Looking at this exerpt from the Ampere Whitepaper (note GA10X or Compute 8.6):
“2x FP32 Throughput
In the Turing generation, each of the four SM processing blocks (also called partitions) had two primary datapaths, but only one of the two could process FP32 operations. The other datapath was limited to integer operations. GA10X includes FP32 processing on both datapaths, doubling the peak processing rate for FP32 operations. One datapath in each partition consists of 16 FP32 CUDA Cores capable of executing 16 FP32 operations per clock. Another datapath consists of both 16 FP32 CUDA Cores and 16 INT32 Cores, and is capable of executing either 16 FP32 operations OR 16 INT32 operations per clock. As a result of this new design, each GA10x SM partition is capable of executing either 32 FP32 operations per clock, or 16 FP32 and 16 INT32 operations per clock.
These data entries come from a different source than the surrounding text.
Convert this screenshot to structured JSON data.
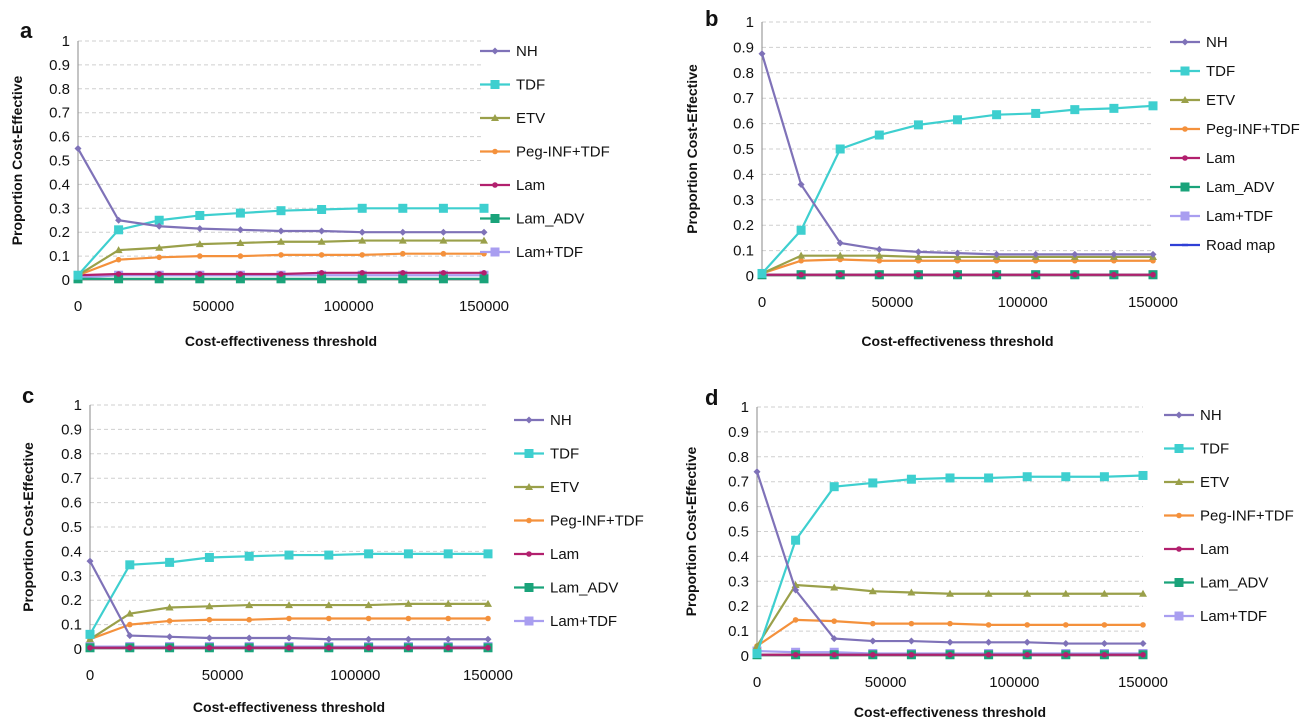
{
  "chart_data": [
    {
      "panel_label": "a",
      "type": "line",
      "xlabel": "Cost-effectiveness threshold",
      "ylabel": "Proportion Cost-Effective",
      "ylim": [
        0,
        1
      ],
      "xlim": [
        0,
        150000
      ],
      "yticks": [
        "0",
        "0.1",
        "0.2",
        "0.3",
        "0.4",
        "0.5",
        "0.6",
        "0.7",
        "0.8",
        "0.9",
        "1"
      ],
      "xticks": [
        "0",
        "50000",
        "100000",
        "150000"
      ],
      "grid": "horizontal dashed",
      "legend_position": "right",
      "x": [
        0,
        15000,
        30000,
        45000,
        60000,
        75000,
        90000,
        105000,
        120000,
        135000,
        150000
      ],
      "series": [
        {
          "name": "NH",
          "color": "#7f72b8",
          "marker": "diamond",
          "values": [
            0.55,
            0.25,
            0.225,
            0.215,
            0.21,
            0.205,
            0.205,
            0.2,
            0.2,
            0.2,
            0.2
          ]
        },
        {
          "name": "TDF",
          "color": "#3ecfcf",
          "marker": "square",
          "values": [
            0.02,
            0.21,
            0.25,
            0.27,
            0.28,
            0.29,
            0.295,
            0.3,
            0.3,
            0.3,
            0.3
          ]
        },
        {
          "name": "ETV",
          "color": "#9aa04a",
          "marker": "triangle",
          "values": [
            0.02,
            0.125,
            0.135,
            0.15,
            0.155,
            0.16,
            0.16,
            0.165,
            0.165,
            0.165,
            0.165
          ]
        },
        {
          "name": "Peg-INF+TDF",
          "color": "#f4913c",
          "marker": "circle",
          "values": [
            0.02,
            0.085,
            0.095,
            0.1,
            0.1,
            0.105,
            0.105,
            0.105,
            0.11,
            0.11,
            0.11
          ]
        },
        {
          "name": "Lam",
          "color": "#b2206e",
          "marker": "circle",
          "values": [
            0.02,
            0.025,
            0.025,
            0.025,
            0.025,
            0.025,
            0.03,
            0.03,
            0.03,
            0.03,
            0.03
          ]
        },
        {
          "name": "Lam_ADV",
          "color": "#1aa37a",
          "marker": "square",
          "values": [
            0.005,
            0.005,
            0.005,
            0.005,
            0.005,
            0.005,
            0.005,
            0.005,
            0.005,
            0.005,
            0.005
          ]
        },
        {
          "name": "Lam+TDF",
          "color": "#a99ef0",
          "marker": "square",
          "values": [
            0.01,
            0.02,
            0.02,
            0.02,
            0.02,
            0.02,
            0.02,
            0.02,
            0.02,
            0.02,
            0.02
          ]
        }
      ]
    },
    {
      "panel_label": "b",
      "type": "line",
      "xlabel": "Cost-effectiveness threshold",
      "ylabel": "Proportion Cost-Effective",
      "ylim": [
        0,
        1
      ],
      "xlim": [
        0,
        150000
      ],
      "yticks": [
        "0",
        "0.1",
        "0.2",
        "0.3",
        "0.4",
        "0.5",
        "0.6",
        "0.7",
        "0.8",
        "0.9",
        "1"
      ],
      "xticks": [
        "0",
        "50000",
        "100000",
        "150000"
      ],
      "grid": "horizontal dashed",
      "legend_position": "right",
      "x": [
        0,
        15000,
        30000,
        45000,
        60000,
        75000,
        90000,
        105000,
        120000,
        135000,
        150000
      ],
      "series": [
        {
          "name": "NH",
          "color": "#7f72b8",
          "marker": "diamond",
          "values": [
            0.875,
            0.36,
            0.13,
            0.105,
            0.095,
            0.09,
            0.085,
            0.085,
            0.085,
            0.085,
            0.085
          ]
        },
        {
          "name": "TDF",
          "color": "#3ecfcf",
          "marker": "square",
          "values": [
            0.01,
            0.18,
            0.5,
            0.555,
            0.595,
            0.615,
            0.635,
            0.64,
            0.655,
            0.66,
            0.67
          ]
        },
        {
          "name": "ETV",
          "color": "#9aa04a",
          "marker": "triangle",
          "values": [
            0.01,
            0.08,
            0.08,
            0.08,
            0.075,
            0.075,
            0.075,
            0.075,
            0.075,
            0.075,
            0.075
          ]
        },
        {
          "name": "Peg-INF+TDF",
          "color": "#f4913c",
          "marker": "circle",
          "values": [
            0.01,
            0.06,
            0.065,
            0.06,
            0.06,
            0.06,
            0.06,
            0.06,
            0.06,
            0.06,
            0.06
          ]
        },
        {
          "name": "Lam",
          "color": "#b2206e",
          "marker": "circle",
          "values": [
            0.005,
            0.005,
            0.005,
            0.005,
            0.005,
            0.005,
            0.005,
            0.005,
            0.005,
            0.005,
            0.005
          ]
        },
        {
          "name": "Lam_ADV",
          "color": "#1aa37a",
          "marker": "square",
          "values": [
            0.005,
            0.005,
            0.005,
            0.005,
            0.005,
            0.005,
            0.005,
            0.005,
            0.005,
            0.005,
            0.005
          ]
        },
        {
          "name": "Lam+TDF",
          "color": "#a99ef0",
          "marker": "square",
          "values": [
            0.005,
            0.005,
            0.005,
            0.005,
            0.005,
            0.005,
            0.005,
            0.005,
            0.005,
            0.005,
            0.005
          ]
        },
        {
          "name": "Road map",
          "color": "#2f3fd6",
          "marker": "dash",
          "values": [
            0.005,
            0.005,
            0.005,
            0.005,
            0.005,
            0.005,
            0.005,
            0.005,
            0.005,
            0.005,
            0.005
          ]
        }
      ]
    },
    {
      "panel_label": "c",
      "type": "line",
      "xlabel": "Cost-effectiveness threshold",
      "ylabel": "Proportion Cost-Effective",
      "ylim": [
        0,
        1
      ],
      "xlim": [
        0,
        150000
      ],
      "yticks": [
        "0",
        "0.1",
        "0.2",
        "0.3",
        "0.4",
        "0.5",
        "0.6",
        "0.7",
        "0.8",
        "0.9",
        "1"
      ],
      "xticks": [
        "0",
        "50000",
        "100000",
        "150000"
      ],
      "grid": "horizontal dashed",
      "legend_position": "right",
      "x": [
        0,
        15000,
        30000,
        45000,
        60000,
        75000,
        90000,
        105000,
        120000,
        135000,
        150000
      ],
      "series": [
        {
          "name": "NH",
          "color": "#7f72b8",
          "marker": "diamond",
          "values": [
            0.36,
            0.055,
            0.05,
            0.045,
            0.045,
            0.045,
            0.04,
            0.04,
            0.04,
            0.04,
            0.04
          ]
        },
        {
          "name": "TDF",
          "color": "#3ecfcf",
          "marker": "square",
          "values": [
            0.06,
            0.345,
            0.355,
            0.375,
            0.38,
            0.385,
            0.385,
            0.39,
            0.39,
            0.39,
            0.39
          ]
        },
        {
          "name": "ETV",
          "color": "#9aa04a",
          "marker": "triangle",
          "values": [
            0.04,
            0.145,
            0.17,
            0.175,
            0.18,
            0.18,
            0.18,
            0.18,
            0.185,
            0.185,
            0.185
          ]
        },
        {
          "name": "Peg-INF+TDF",
          "color": "#f4913c",
          "marker": "circle",
          "values": [
            0.04,
            0.1,
            0.115,
            0.12,
            0.12,
            0.125,
            0.125,
            0.125,
            0.125,
            0.125,
            0.125
          ]
        },
        {
          "name": "Lam",
          "color": "#b2206e",
          "marker": "circle",
          "values": [
            0.005,
            0.005,
            0.005,
            0.005,
            0.005,
            0.005,
            0.005,
            0.005,
            0.005,
            0.005,
            0.005
          ]
        },
        {
          "name": "Lam_ADV",
          "color": "#1aa37a",
          "marker": "square",
          "values": [
            0.005,
            0.005,
            0.005,
            0.005,
            0.005,
            0.005,
            0.005,
            0.005,
            0.005,
            0.005,
            0.005
          ]
        },
        {
          "name": "Lam+TDF",
          "color": "#a99ef0",
          "marker": "square",
          "values": [
            0.01,
            0.01,
            0.01,
            0.01,
            0.01,
            0.01,
            0.01,
            0.01,
            0.01,
            0.01,
            0.01
          ]
        }
      ]
    },
    {
      "panel_label": "d",
      "type": "line",
      "xlabel": "Cost-effectiveness threshold",
      "ylabel": "Proportion Cost-Effective",
      "ylim": [
        0,
        1
      ],
      "xlim": [
        0,
        150000
      ],
      "yticks": [
        "0",
        "0.1",
        "0.2",
        "0.3",
        "0.4",
        "0.5",
        "0.6",
        "0.7",
        "0.8",
        "0.9",
        "1"
      ],
      "xticks": [
        "0",
        "50000",
        "100000",
        "150000"
      ],
      "grid": "horizontal dashed",
      "legend_position": "right",
      "x": [
        0,
        15000,
        30000,
        45000,
        60000,
        75000,
        90000,
        105000,
        120000,
        135000,
        150000
      ],
      "series": [
        {
          "name": "NH",
          "color": "#7f72b8",
          "marker": "diamond",
          "values": [
            0.74,
            0.265,
            0.07,
            0.06,
            0.06,
            0.055,
            0.055,
            0.055,
            0.05,
            0.05,
            0.05
          ]
        },
        {
          "name": "TDF",
          "color": "#3ecfcf",
          "marker": "square",
          "values": [
            0.01,
            0.465,
            0.68,
            0.695,
            0.71,
            0.715,
            0.715,
            0.72,
            0.72,
            0.72,
            0.725
          ]
        },
        {
          "name": "ETV",
          "color": "#9aa04a",
          "marker": "triangle",
          "values": [
            0.04,
            0.285,
            0.275,
            0.26,
            0.255,
            0.25,
            0.25,
            0.25,
            0.25,
            0.25,
            0.25
          ]
        },
        {
          "name": "Peg-INF+TDF",
          "color": "#f4913c",
          "marker": "circle",
          "values": [
            0.04,
            0.145,
            0.14,
            0.13,
            0.13,
            0.13,
            0.125,
            0.125,
            0.125,
            0.125,
            0.125
          ]
        },
        {
          "name": "Lam",
          "color": "#b2206e",
          "marker": "circle",
          "values": [
            0.005,
            0.005,
            0.005,
            0.005,
            0.005,
            0.005,
            0.005,
            0.005,
            0.005,
            0.005,
            0.005
          ]
        },
        {
          "name": "Lam_ADV",
          "color": "#1aa37a",
          "marker": "square",
          "values": [
            0.005,
            0.005,
            0.005,
            0.005,
            0.005,
            0.005,
            0.005,
            0.005,
            0.005,
            0.005,
            0.005
          ]
        },
        {
          "name": "Lam+TDF",
          "color": "#a99ef0",
          "marker": "square",
          "values": [
            0.02,
            0.015,
            0.015,
            0.01,
            0.01,
            0.01,
            0.01,
            0.01,
            0.01,
            0.01,
            0.01
          ]
        }
      ]
    }
  ]
}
All four SM partitions combined can execute 128 FP32 operations per clock, which is double the FP32 rate of the Turing SM, or 64 FP32 and 64 INT32 operations per clock.”
my take is that both Volta/Turing and Ampere 8.6 can issue 128 ops/clk. However, if you are primarily FP32, Ampere will potentially issue more ops/clk due to each partition having FP32 in each path, unlike Volta which only has FP32 in one.